Unlike bin Laden, Zarqawi has also placed a high priority on fighting Israel and has tried -- unsuccessfully -- to organize bombings and suicide attacks there, according to Arab intelligence sources.

Wednesday's attacks in Amman were intended to be an indirect strike against Israel, analysts and counterterrorism officials said. In a statement asserting responsibility for the bombings, Zarqawi's network called the hotels "playgrounds for Jewish terrorists" and said they were frequented by Israeli intelligence agents.

One reason Zarqawi has pledged to overthrow the Jordanian monarchy is that it signed a peace treaty with Israel. In his bid to destabilize Jordan and pressure U.S. forces to leave Iraq, Zarqawi hopes to weaken Israel as well, counterterrorism officials and analysts said.

"The real goal of Zarqawi is to banish Israel from the region, or even annihilate Israel," Ernst Uhrlau, intelligence coordinator for German Chancellor Gerhard Schroeder, said at a security conference in Berlin on Thursday.
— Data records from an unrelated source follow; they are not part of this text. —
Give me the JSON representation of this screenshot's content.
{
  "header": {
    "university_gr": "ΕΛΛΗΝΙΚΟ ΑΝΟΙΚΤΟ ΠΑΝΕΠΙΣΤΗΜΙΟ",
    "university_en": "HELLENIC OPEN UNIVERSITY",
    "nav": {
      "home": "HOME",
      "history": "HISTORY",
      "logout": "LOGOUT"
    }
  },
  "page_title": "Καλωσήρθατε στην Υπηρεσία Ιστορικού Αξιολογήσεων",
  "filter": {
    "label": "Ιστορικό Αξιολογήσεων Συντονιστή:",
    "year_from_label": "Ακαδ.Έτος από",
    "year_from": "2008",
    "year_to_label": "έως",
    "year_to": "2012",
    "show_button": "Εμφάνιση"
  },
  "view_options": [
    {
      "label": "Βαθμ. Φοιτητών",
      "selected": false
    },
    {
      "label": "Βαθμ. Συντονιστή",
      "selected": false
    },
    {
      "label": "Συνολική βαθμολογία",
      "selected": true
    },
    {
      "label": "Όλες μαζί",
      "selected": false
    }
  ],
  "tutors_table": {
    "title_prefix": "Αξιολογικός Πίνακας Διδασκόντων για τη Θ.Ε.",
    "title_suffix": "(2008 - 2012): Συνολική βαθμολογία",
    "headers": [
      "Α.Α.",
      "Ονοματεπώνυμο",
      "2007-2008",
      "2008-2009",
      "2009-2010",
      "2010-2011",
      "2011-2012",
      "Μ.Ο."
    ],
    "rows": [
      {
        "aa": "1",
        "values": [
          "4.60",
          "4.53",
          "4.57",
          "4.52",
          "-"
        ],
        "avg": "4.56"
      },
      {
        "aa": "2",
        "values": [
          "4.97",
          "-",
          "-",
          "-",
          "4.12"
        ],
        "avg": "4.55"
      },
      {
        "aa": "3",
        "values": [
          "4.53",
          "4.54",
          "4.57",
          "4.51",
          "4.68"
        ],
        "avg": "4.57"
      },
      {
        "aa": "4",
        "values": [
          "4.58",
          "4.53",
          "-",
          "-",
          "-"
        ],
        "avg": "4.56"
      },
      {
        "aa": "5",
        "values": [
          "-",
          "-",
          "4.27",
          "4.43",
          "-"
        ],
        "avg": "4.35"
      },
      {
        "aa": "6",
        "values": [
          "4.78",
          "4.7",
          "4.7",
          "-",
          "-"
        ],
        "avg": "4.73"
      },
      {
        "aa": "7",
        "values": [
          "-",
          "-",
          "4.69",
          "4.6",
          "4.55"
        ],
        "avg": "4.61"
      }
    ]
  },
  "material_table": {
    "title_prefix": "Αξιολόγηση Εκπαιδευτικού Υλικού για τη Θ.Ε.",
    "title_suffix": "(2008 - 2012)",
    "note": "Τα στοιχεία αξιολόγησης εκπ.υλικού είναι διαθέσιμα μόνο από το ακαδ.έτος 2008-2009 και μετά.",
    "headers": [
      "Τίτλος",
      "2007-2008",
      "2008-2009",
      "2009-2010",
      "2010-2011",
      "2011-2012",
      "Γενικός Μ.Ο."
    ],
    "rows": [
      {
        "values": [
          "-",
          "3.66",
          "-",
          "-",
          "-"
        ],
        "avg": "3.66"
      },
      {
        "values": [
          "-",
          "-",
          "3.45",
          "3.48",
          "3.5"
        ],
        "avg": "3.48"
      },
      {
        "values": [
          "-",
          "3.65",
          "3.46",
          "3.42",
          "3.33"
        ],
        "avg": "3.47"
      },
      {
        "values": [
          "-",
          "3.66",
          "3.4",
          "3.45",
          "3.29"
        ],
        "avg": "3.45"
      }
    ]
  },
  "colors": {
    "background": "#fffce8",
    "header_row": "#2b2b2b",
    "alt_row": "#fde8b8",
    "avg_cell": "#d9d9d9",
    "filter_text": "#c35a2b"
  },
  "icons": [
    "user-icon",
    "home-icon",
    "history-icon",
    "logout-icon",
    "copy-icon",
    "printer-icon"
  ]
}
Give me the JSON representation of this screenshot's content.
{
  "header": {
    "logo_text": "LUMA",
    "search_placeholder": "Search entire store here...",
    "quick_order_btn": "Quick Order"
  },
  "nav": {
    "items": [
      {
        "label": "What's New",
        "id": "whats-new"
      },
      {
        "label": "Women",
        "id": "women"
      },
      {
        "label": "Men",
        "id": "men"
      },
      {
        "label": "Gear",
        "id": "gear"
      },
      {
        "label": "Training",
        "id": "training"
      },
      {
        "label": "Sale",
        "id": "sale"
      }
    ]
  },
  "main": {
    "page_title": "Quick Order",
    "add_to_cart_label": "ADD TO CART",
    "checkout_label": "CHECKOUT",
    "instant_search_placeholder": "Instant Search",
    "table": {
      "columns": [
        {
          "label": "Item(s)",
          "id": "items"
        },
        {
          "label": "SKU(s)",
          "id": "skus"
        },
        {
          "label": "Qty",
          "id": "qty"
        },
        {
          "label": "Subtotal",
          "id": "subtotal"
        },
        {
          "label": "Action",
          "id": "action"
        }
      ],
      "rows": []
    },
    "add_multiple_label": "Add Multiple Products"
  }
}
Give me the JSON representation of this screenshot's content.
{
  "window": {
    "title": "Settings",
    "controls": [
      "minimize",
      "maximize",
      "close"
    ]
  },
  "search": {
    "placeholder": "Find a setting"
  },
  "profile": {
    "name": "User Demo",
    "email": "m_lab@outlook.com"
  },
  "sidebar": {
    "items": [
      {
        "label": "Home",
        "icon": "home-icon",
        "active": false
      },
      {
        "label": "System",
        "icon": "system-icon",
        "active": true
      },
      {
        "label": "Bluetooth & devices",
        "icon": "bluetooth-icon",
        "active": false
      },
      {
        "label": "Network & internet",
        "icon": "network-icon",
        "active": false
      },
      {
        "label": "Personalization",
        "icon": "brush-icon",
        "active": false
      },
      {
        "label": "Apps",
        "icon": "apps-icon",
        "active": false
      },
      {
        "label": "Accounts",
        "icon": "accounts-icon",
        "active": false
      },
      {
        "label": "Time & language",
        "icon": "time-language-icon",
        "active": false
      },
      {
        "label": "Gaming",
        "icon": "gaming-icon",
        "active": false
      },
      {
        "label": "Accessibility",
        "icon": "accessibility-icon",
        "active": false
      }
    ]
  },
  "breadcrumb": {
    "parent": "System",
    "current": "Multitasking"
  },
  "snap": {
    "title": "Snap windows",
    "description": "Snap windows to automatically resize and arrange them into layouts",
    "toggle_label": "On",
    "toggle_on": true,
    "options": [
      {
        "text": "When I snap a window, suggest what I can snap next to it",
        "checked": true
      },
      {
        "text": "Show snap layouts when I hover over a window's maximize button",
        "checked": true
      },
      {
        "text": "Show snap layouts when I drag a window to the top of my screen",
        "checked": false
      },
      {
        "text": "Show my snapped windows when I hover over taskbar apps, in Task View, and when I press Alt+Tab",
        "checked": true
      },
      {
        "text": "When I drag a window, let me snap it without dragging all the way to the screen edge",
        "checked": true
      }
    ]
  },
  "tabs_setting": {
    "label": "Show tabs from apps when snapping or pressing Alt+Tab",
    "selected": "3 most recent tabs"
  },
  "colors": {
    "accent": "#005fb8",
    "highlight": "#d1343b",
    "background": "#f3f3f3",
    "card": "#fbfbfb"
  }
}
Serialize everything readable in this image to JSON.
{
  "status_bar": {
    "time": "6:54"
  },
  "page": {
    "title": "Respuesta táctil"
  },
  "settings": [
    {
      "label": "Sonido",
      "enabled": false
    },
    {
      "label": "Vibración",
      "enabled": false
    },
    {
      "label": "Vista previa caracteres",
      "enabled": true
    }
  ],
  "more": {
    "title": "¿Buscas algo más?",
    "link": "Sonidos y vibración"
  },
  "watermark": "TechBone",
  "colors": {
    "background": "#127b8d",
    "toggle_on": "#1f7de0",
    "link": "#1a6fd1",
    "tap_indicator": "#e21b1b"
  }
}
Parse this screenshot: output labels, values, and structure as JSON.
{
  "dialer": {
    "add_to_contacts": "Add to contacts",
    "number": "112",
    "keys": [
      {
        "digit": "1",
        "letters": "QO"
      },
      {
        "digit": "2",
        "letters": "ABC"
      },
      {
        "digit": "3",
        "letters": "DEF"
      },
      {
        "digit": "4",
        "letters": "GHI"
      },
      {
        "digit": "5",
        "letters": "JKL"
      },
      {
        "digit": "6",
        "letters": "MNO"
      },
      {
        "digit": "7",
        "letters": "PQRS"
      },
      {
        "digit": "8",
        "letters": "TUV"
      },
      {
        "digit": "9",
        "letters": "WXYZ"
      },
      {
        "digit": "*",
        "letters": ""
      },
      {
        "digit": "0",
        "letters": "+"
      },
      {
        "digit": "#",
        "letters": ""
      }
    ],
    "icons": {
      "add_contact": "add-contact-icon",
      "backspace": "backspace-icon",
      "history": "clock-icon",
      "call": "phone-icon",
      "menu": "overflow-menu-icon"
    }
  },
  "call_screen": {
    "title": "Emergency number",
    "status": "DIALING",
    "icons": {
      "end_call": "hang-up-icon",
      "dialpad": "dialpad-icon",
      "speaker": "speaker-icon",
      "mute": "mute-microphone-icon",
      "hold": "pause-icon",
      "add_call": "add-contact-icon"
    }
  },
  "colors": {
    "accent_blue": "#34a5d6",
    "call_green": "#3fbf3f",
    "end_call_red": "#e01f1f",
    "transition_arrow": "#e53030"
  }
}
Uhrlau characterized the Amman attacks as an attempt by Zarqawi "to demonstrate the ability to act against Israel from inside Jordan."

European security officials have become increasingly worried that, given his increased stature in the Middle East, Zarqawi might begin to shift his focus to the so-called far enemy as well.

Last month, four Zarqawi acolytes were convicted in Duesseldorf of plotting attacks against Jewish targets in Germany in 2002. Testimony showed that some of them were in regular phone contact with Zarqawi and raised money on his behalf.

The presiding judge, Ottmar Breidling, said there was no doubt who was behind the plots. "Abu Musab Zarqawi should also be sitting on the defendants' bench," he said in court.

Zarqawi has been sentenced in absentia to death for other terrorism plots in Jordan.

Some European intelligence officials said they fear that Zarqawi is becoming a galvanizing figure for Islamic radicals and could eventually take the place of bin Laden as the symbolic head of the movement.

August Hanning, president of Germany's foreign intelligence service, said there were signs of increased numbers of Islamic extremists going to Iraq from Europe to fight for Zarqawi, not because his network had recruited them directly, but merely because his success inspired them to join.

"He functions as a role model. There are groups that believe it is a great honor to be able to carry out attacks in his name," Hanning said at the Berlin conference Thursday. "We have seen how numerous groups, who -- on their own initiative -- have tried to make contact with Zarqawi to work together."